The UK competition regulator has referred the £31bn O2-Virgin merger for in-depth investigation.
Liberty Global and Telefonica, the respective owners of Virgin Media and O2, struck a deal to merge their UK operations back in May.
Last month the Competition and Markets Authority (CMA) launched its phase one investigation into the mega-merger, arguing the potential impact on competition would primarily affect the UK market.
The regulator’s announcement today comes after the two companies requested it fast-track to a phase two investigation.
Companies are allowed to request when it is clear from an early stage that the deal requires closer scrutiny.
A spokesperson for Liberty Global and Telefónica said they were “pleased” the CMA had agreed to fast-track the process. “We look forward to working constructively with the CMA to achieve a positive outcome. We continue to expect the transaction to close around the middle of next year.”
Both Virgin and O2 currently provide certain wholesale services to other network operators.
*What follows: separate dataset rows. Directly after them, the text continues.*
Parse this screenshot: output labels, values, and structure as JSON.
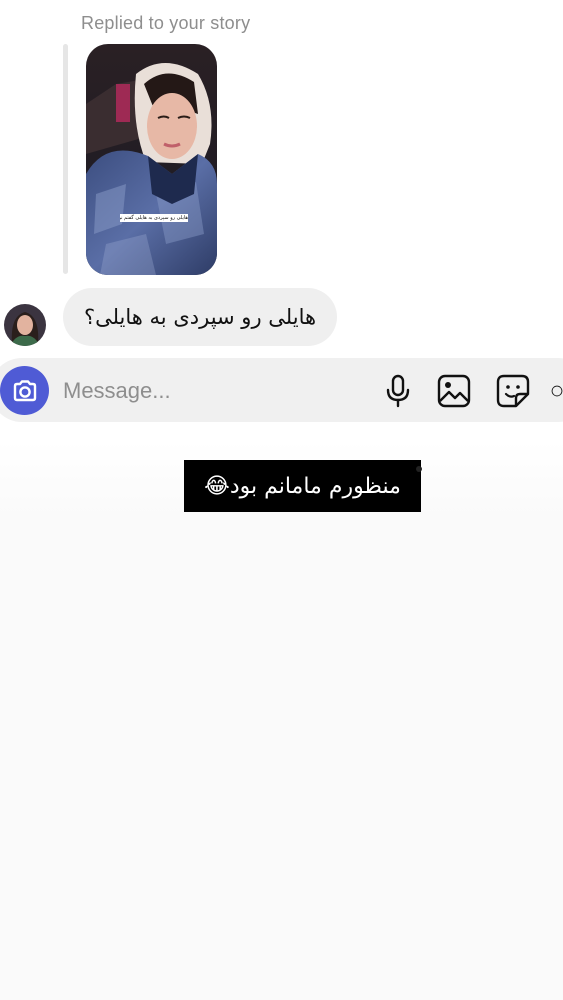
{
  "thread": {
    "reply_note": "Replied to your story",
    "story": {
      "caption": "هایلی رو سپردی به هایلی گفتم نوبت تو هایلی 😂"
    },
    "incoming_message": "هایلی رو سپردی به هایلی؟"
  },
  "composer": {
    "placeholder": "Message...",
    "value": "",
    "icons": [
      "camera-icon",
      "microphone-icon",
      "gallery-icon",
      "sticker-icon",
      "add-icon"
    ]
  },
  "overlay": {
    "caption": "منظورم مامانم بود😂"
  },
  "colors": {
    "camera_button": "#4f5bd5",
    "bubble_bg": "#efefef",
    "composer_bg": "#f0f0f0",
    "meta_text": "#8e8e8e",
    "overlay_bg": "#000000"
  }
}
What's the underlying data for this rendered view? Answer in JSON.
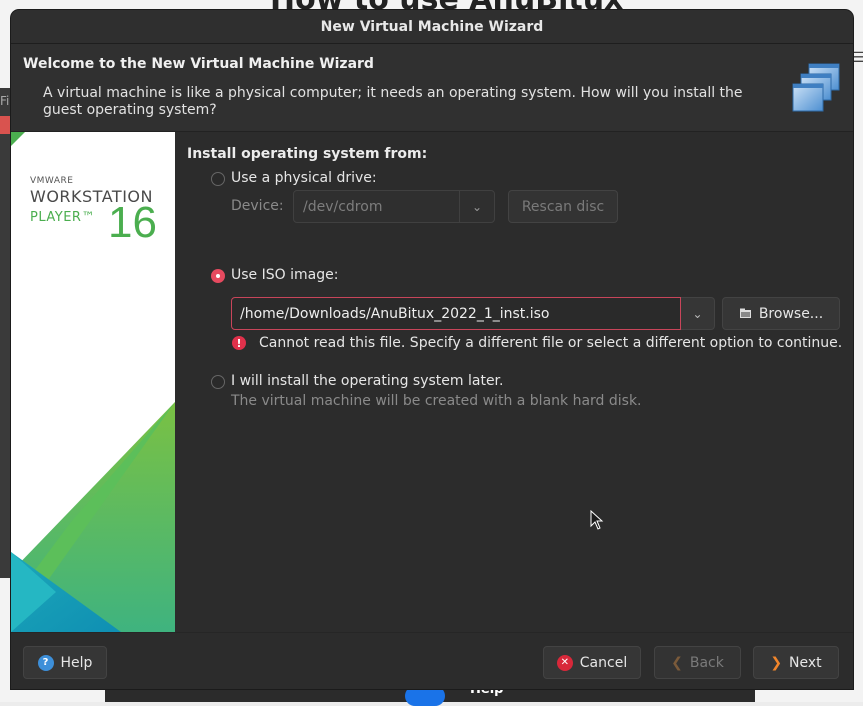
{
  "background": {
    "title_partial": "How to use AnuBitux",
    "left_strip_text": "Fil",
    "bottom_help_label": "Help"
  },
  "window": {
    "title": "New Virtual Machine Wizard"
  },
  "header": {
    "title": "Welcome to the New Virtual Machine Wizard",
    "description": "A virtual machine is like a physical computer; it needs an operating system. How will you install the guest operating system?",
    "icon": "stacked-windows-icon"
  },
  "brand": {
    "vendor": "VMWARE",
    "product": "WORKSTATION",
    "edition": "PLAYER™",
    "version": "16"
  },
  "install": {
    "section_title": "Install operating system from:",
    "selected": "iso",
    "physical": {
      "label": "Use a physical drive:",
      "device_label": "Device:",
      "device_value": "/dev/cdrom",
      "rescan_label": "Rescan disc"
    },
    "iso": {
      "label": "Use ISO image:",
      "path": "/home/Downloads/AnuBitux_2022_1_inst.iso",
      "browse_label": "Browse...",
      "error": "Cannot read this file. Specify a different file or select a different option to continue."
    },
    "later": {
      "label": "I will install the operating system later.",
      "description": "The virtual machine will be created with a blank hard disk."
    }
  },
  "footer": {
    "help_label": "Help",
    "cancel_label": "Cancel",
    "back_label": "Back",
    "next_label": "Next"
  },
  "colors": {
    "accent": "#e64a5f",
    "error": "#e0314b",
    "brand_green": "#4bae4f",
    "next_arrow": "#f0852b",
    "help_blue": "#3d8fd9"
  }
}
The CMA is “concerned” that following the merger, Virgin and O2 “may have an incentive to raise prices or reduce the quality of these wholesale services, ultimately leading to a worse deal for UK consumers.”
The transaction originally fell under the EU’s remit but the UK watchdog argued the deal was more relevant to the UK, particularly once the Brexit transition period has ended.
“This merger should only be allowed to go ahead if it delivers good outcomes for consumers such as better service or more competitive pricing,” said Rocio Concha, director of policy and advocacy at Which?